He came to me with blood in his stool. I'm pretty darn sure it was hemorrhoids. But blood in the stool can be a sign of colon cancer. He is over 50. The answer to this is usually easy. I recommend a routine colonoscopy to everyone over 50 for colon cancer screening. So he has 2 reasons to get the test done.
He has private insurance, but his plan has a $1000 co-pay on colonoscopies. He recently lost his job, and is on his wife's insurance. He doesn't have $1000.
If you were to come to me, and ask me to bet $1000 that the bleeding is from hemorrhoids, I would take that bet without hesitation. (not really, that would be ethically wrong, but you know what I mean).
But if you were to ask me to bet my life on that, no way. For this man, there is no option. He doesn't have $1000 to wager. He can only wager with his life. He'll probably be fine. The odds are greatly in his favor, there's a very small chance he has cancer.
For background, here's the odds (http://seer.cancer.gov/statfacts/html/colorect.html):
2.04% of men will develop cancer of the colon and rectum between their 50th and 70th birthdays compared to 1.53% for women.
5.12% of men and women born today will be diagnosed with cancer of the colon and rectum at some time during their lifetime.
I can't extrapolate his personal risk of colon cancer, but given his history of blood in the stool, it's going to be higher than 2%.
A lot of medicine comes down to gambling. You bet with money and you bet with your health. It really sucks when you run low on your bankroll of either.
Good comparison. Although in real life, he could probably work out a payment plan, or take a lesser job just for the insurance.
Wow, what a lousy insurance plan. (I should know - I'm a health insurance underwriter.)
Good comparison. Although in real life, he could probably work out a payment plan,
He is currently working on figuring out a payment plan. I see similar cases like this every week (involving medications, referrals, etc), but this one was easily explainable with clear-cut risks and readily available figures, so it inspired me to post.
I'd not take the 5/6 shot for any amount of money. I would certainly take my chances at some level of risk though.Quote: ahiromu
Heh, kind of comparable to Russian roulette. I mean let's say you would win 1 million and 5/6 of the bullet slots are empty. Would you take it, really?
@op - your analogy holds, but the math is more complicated. The patient has a 2% or greater chance of having the disease, but what does detection do to his prognosis? We should really push early detection for skin or breast cancer, but with pancreatic cancer (which isn't very treatable) it really isn't as vital. The patient may actually have made a rational decision, and the insurance company might be too with a high deductible for what seems at first the sort of preventative test you want to encourage.
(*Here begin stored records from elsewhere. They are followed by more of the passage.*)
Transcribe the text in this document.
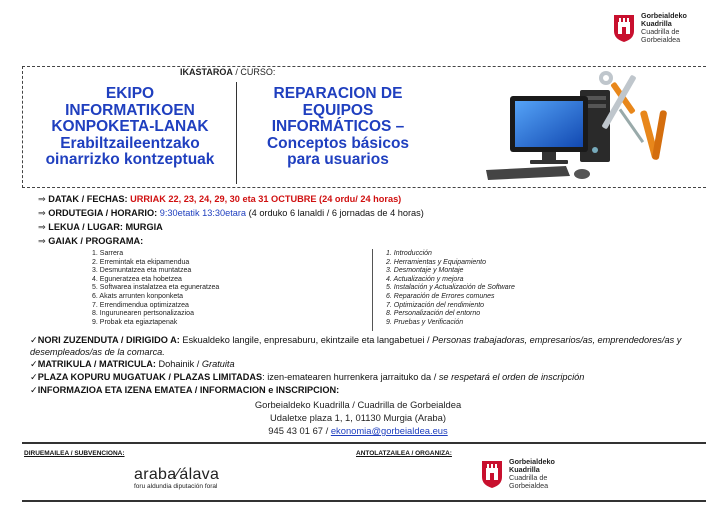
Gorbeialdeko
Kuadrilla
Cuadrilla de
Gorbeialdea
IKASTAROA / CURSO:
EKIPO
INFORMATIKOEN
KONPOKETA-LANAK
Erabiltzaileentzako
oinarrizko kontzeptuak
REPARACION DE
EQUIPOS
INFORMÁTICOS –
Conceptos básicos
para usuarios
⇒ DATAK / FECHAS: URRIAK 22, 23, 24, 29, 30 eta 31 OCTUBRE (24 ordu/ 24 horas)
⇒ ORDUTEGIA / HORARIO: 9:30etatik 13:30etara (4 orduko 6 lanaldi / 6 jornadas de 4 horas)
⇒ LEKUA / LUGAR: MURGIA
⇒ GAIAK / PROGRAMA:
1. Sarrera
2. Erremintak eta ekipamendua
3. Desmuntatzea eta muntatzea
4. Eguneratzea eta hobetzea
5. Softwarea instalatzea eta eguneratzea
6. Akats arrunten konponketa
7. Errendimendua optimizatzea
8. Ingurunearen pertsonalizazioa
9. Probak eta egiaztapenak
1. Introducción
2. Herramientas y Equipamiento
3. Desmontaje y Montaje
4. Actualización y mejora
5. Instalación y Actualización de Software
6. Reparación de Errores comunes
7. Optimización del rendimiento
8. Personalización del entorno
9. Pruebas y Verificación
✓NORI ZUZENDUTA / DIRIGIDO A: Eskualdeko langile, enpresaburu, ekintzaile eta langabetuei / Personas trabajadoras, empresarios/as, emprendedores/as y desempleados/as de la comarca.
✓MATRIKULA / MATRICULA: Dohainik / Gratuita
✓PLAZA KOPURU MUGATUAK / PLAZAS LIMITADAS: izen-ematearen hurrenkera jarraituko da / se respetará el orden de inscripción
✓INFORMAZIOA ETA IZENA EMATEA / INFORMACION e INSCRIPCION:
Gorbeialdeko Kuadrilla / Cuadrilla de Gorbeialdea
Udaletxe plaza 1, 1, 01130 Murgia (Araba)
945 43 01 67 / ekonomia@gorbeialdea.eus
DIRUEMAILEA / SUBVENCIONA:	ANTOLATZAILEA / ORGANIZA:
araba⁄álava
foru aldundia diputación foral
Gorbeialdeko
Kuadrilla
Cuadrilla de
Gorbeialdea
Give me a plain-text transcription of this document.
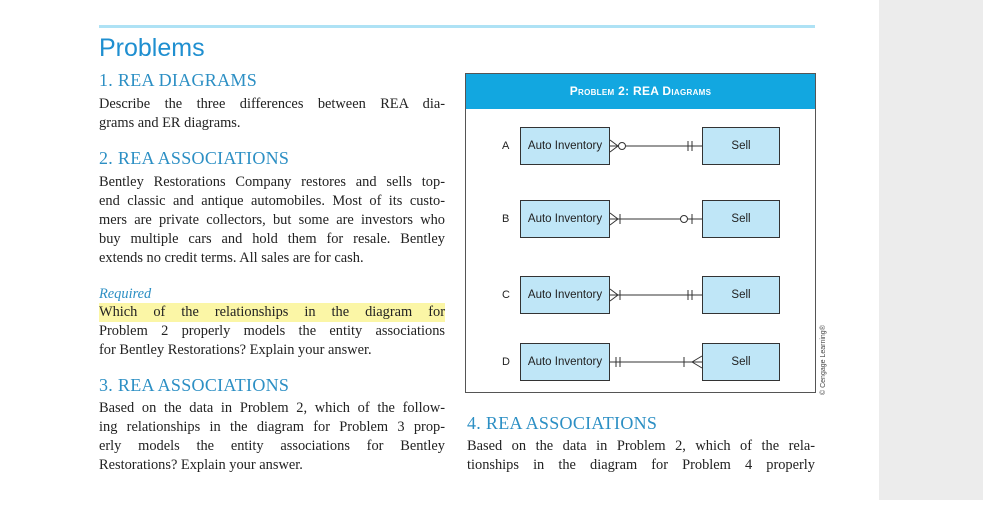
Problems
1. REA DIAGRAMS
Describe the three differences between REA dia-
grams and ER diagrams.
2. REA ASSOCIATIONS
Bentley Restorations Company restores and sells top-
end classic and antique automobiles. Most of its custo-
mers are private collectors, but some are investors who
buy multiple cars and hold them for resale. Bentley
extends no credit terms. All sales are for cash.
Required
Which of the relationships in the diagram for
Problem 2 properly models the entity associations
for Bentley Restorations? Explain your answer.
3. REA ASSOCIATIONS
Based on the data in Problem 2, which of the follow-
ing relationships in the diagram for Problem 3 prop-
erly models the entity associations for Bentley
Restorations? Explain your answer.
4. REA ASSOCIATIONS
Based on the data in Problem 2, which of the rela-
tionships in the diagram for Problem 4 properly
Problem 2: REA Diagrams
A	Auto Inventory	Sell
B	Auto Inventory	Sell
C	Auto Inventory	Sell
D	Auto Inventory	Sell	© Cengage Learning®
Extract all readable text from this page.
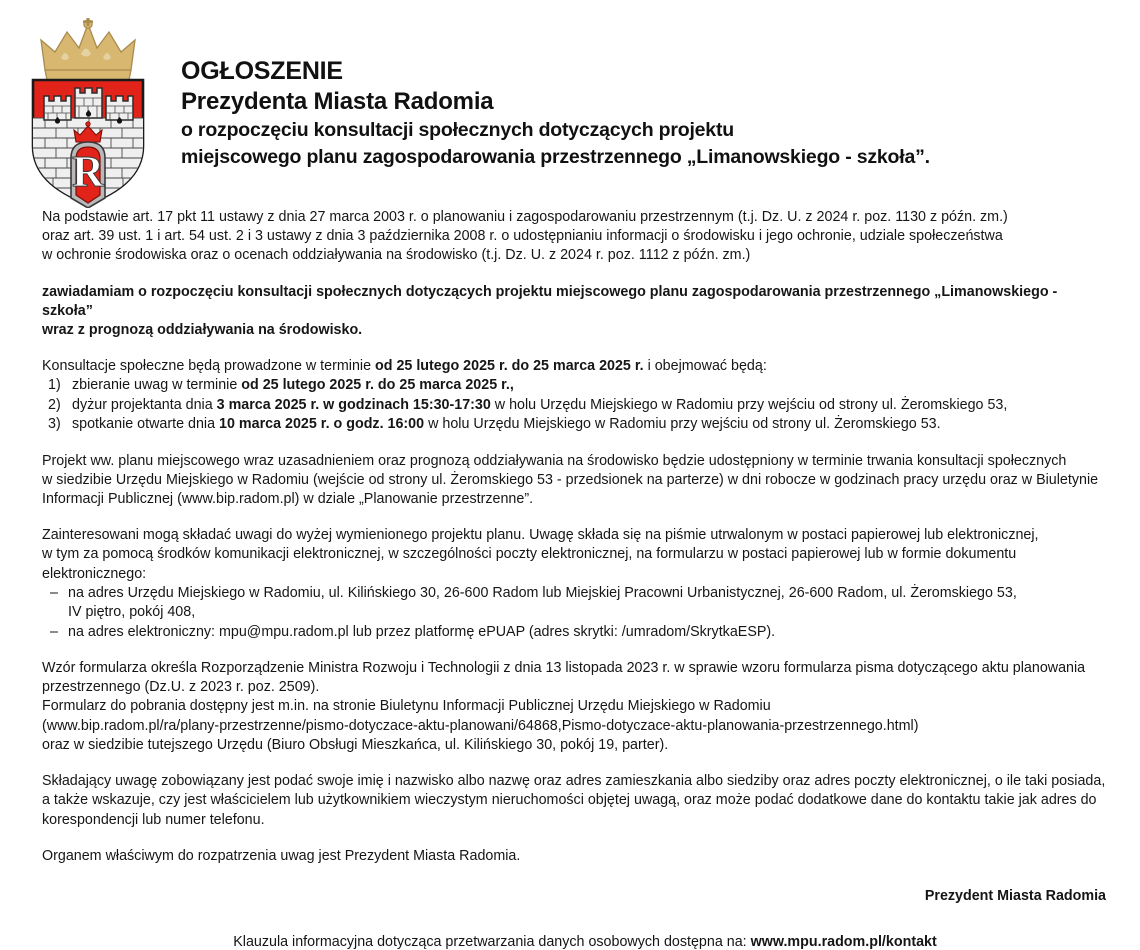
R
OGŁOSZENIE
Prezydenta Miasta Radomia
o rozpoczęciu konsultacji społecznych dotyczących projektu
miejscowego planu zagospodarowania przestrzennego „Limanowskiego - szkoła”.
Na podstawie art. 17 pkt 11 ustawy z dnia 27 marca 2003 r. o planowaniu i zagospodarowaniu przestrzennym (t.j. Dz. U. z 2024 r. poz. 1130 z późn. zm.)
oraz art. 39 ust. 1 i art. 54 ust. 2 i 3 ustawy z dnia 3 października 2008 r. o udostępnianiu informacji o środowisku i jego ochronie, udziale społeczeństwa
w ochronie środowiska oraz o ocenach oddziaływania na środowisko (t.j. Dz. U. z 2024 r. poz. 1112 z późn. zm.)
zawiadamiam o rozpoczęciu konsultacji społecznych dotyczących projektu miejscowego planu zagospodarowania przestrzennego „Limanowskiego - szkoła”
wraz z prognozą oddziaływania na środowisko.
Konsultacje społeczne będą prowadzone w terminie od 25 lutego 2025 r. do 25 marca 2025 r. i obejmować będą:
1) zbieranie uwag w terminie od 25 lutego 2025 r. do 25 marca 2025 r.,
2) dyżur projektanta dnia 3 marca 2025 r. w godzinach 15:30-17:30 w holu Urzędu Miejskiego w Radomiu przy wejściu od strony ul. Żeromskiego 53,
3) spotkanie otwarte dnia 10 marca 2025 r. o godz. 16:00 w holu Urzędu Miejskiego w Radomiu przy wejściu od strony ul. Żeromskiego 53.
Projekt ww. planu miejscowego wraz uzasadnieniem oraz prognozą oddziaływania na środowisko będzie udostępniony w terminie trwania konsultacji społecznych
w siedzibie Urzędu Miejskiego w Radomiu (wejście od strony ul. Żeromskiego 53 - przedsionek na parterze) w dni robocze w godzinach pracy urzędu oraz w Biuletynie
Informacji Publicznej (www.bip.radom.pl) w dziale „Planowanie przestrzenne”.
Zainteresowani mogą składać uwagi do wyżej wymienionego projektu planu. Uwagę składa się na piśmie utrwalonym w postaci papierowej lub elektronicznej,
w tym za pomocą środków komunikacji elektronicznej, w szczególności poczty elektronicznej, na formularzu w postaci papierowej lub w formie dokumentu elektronicznego:
– na adres Urzędu Miejskiego w Radomiu, ul. Kilińskiego 30, 26-600 Radom lub Miejskiej Pracowni Urbanistycznej, 26-600 Radom, ul. Żeromskiego 53,
IV piętro, pokój 408,
– na adres elektroniczny: mpu@mpu.radom.pl lub przez platformę ePUAP (adres skrytki: /umradom/SkrytkaESP).
Wzór formularza określa Rozporządzenie Ministra Rozwoju i Technologii z dnia 13 listopada 2023 r. w sprawie wzoru formularza pisma dotyczącego aktu planowania
przestrzennego (Dz.U. z 2023 r. poz. 2509).
Formularz do pobrania dostępny jest m.in. na stronie Biuletynu Informacji Publicznej Urzędu Miejskiego w Radomiu
(www.bip.radom.pl/ra/plany-przestrzenne/pismo-dotyczace-aktu-planowani/64868,Pismo-dotyczace-aktu-planowania-przestrzennego.html)
oraz w siedzibie tutejszego Urzędu (Biuro Obsługi Mieszkańca, ul. Kilińskiego 30, pokój 19, parter).
Składający uwagę zobowiązany jest podać swoje imię i nazwisko albo nazwę oraz adres zamieszkania albo siedziby oraz adres poczty elektronicznej, o ile taki posiada,
a także wskazuje, czy jest właścicielem lub użytkownikiem wieczystym nieruchomości objętej uwagą, oraz może podać dodatkowe dane do kontaktu takie jak adres do
korespondencji lub numer telefonu.
Organem właściwym do rozpatrzenia uwag jest Prezydent Miasta Radomia.
Prezydent Miasta Radomia
Klauzula informacyjna dotycząca przetwarzania danych osobowych dostępna na: www.mpu.radom.pl/kontakt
True story - PhD economist I loosely work with was told by his doctor to get a test. The economist asked the cost, the chance of an accurate detection, false positives, false negatives, and risks and rewards to treatment. The doctor was unable/unwilling to provide the info, so my coworker researched things himself and turned down the test against the doctors advice. In that case the math wasn't even close since it turned out, iirc, that the condition being tested for was so rare at my coworkers age and with his medical history, and the false positive rate was so high. He'd have literally gained no statistically significant information from the outcome.
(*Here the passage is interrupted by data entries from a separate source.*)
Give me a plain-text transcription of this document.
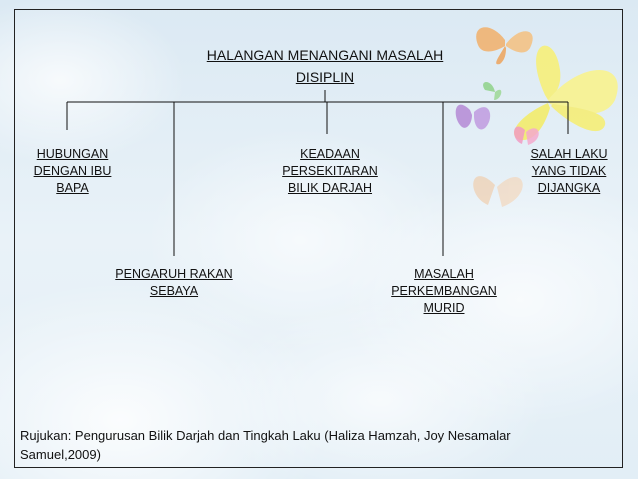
HALANGAN MENANGANI MASALAH
DISIPLIN
HUBUNGAN
DENGAN IBU
BAPA
PENGARUH RAKAN
SEBAYA
KEADAAN
PERSEKITARAN
BILIK DARJAH
MASALAH
PERKEMBANGAN
MURID
SALAH LAKU
YANG TIDAK
DIJANGKA
Rujukan: Pengurusan Bilik Darjah dan Tingkah Laku (Haliza Hamzah, Joy Nesamalar
Samuel,2009)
Back on topic, I would borrow, beg, and steal the $1,000.
Wow, what a lousy insurance plan. .
Look at Michael Douglas, the actor. He went to his doctor in Jan with a sore throat that wouldn't heal and they did every test and shrugged their shoulders, even though he's a heavy drinker and smoker. He went back in June with throat cancer and will probably be gone in a few months. Who dropped the ball? He said he knew the chain smoking was bad, but he has way 'too much stress' in his life to quit. Dying will definitely take care of the stress.
@op - your analogy holds, but the math is more complicated. The patient has a 2% or greater chance of having the disease, but what does detection do to his prognosis?
And in comparison to most decisions I have to make during a 15-30 minute visit, this math is fairly simple. The supporting data for most conditions usually isn't that clear cut. The benefits to early detection of colon cancer and (most importantly) pre-cancerous polyps are pretty well established. When you start talking about prostate or lung cancer, things get VERY muddy.
I do NOT want to imply that a decision not to get tested is irrational. I would be in a different situation than him, because I would have access to the money. If I were a subsistence farmer in Haiti, saving up $1000 and blowing it on a screening colonoscopy would probably be irrational.
Regarding your co-worker, it's a common situation. As much as would like to claim we doctors could balance all these probabilities in our head, we're usually not that smart, and don't have that much time. And when a professor does crunch the numbers, we often end up with statistics like "the risk of getting cancer from a single [TSA xray] scan at about 1 in 30 million" which is near useless for decision making.
Am I willing to risk a 2 in 30 million chance of cancer to take a round trip to Vegas? Yeah, I guess so. Driving around town is far more dangerous. But do we want to risk that on a national basis? Now, keep in mind that statistics extrapolated out to "1 in 30 million" are highly suspect anyway.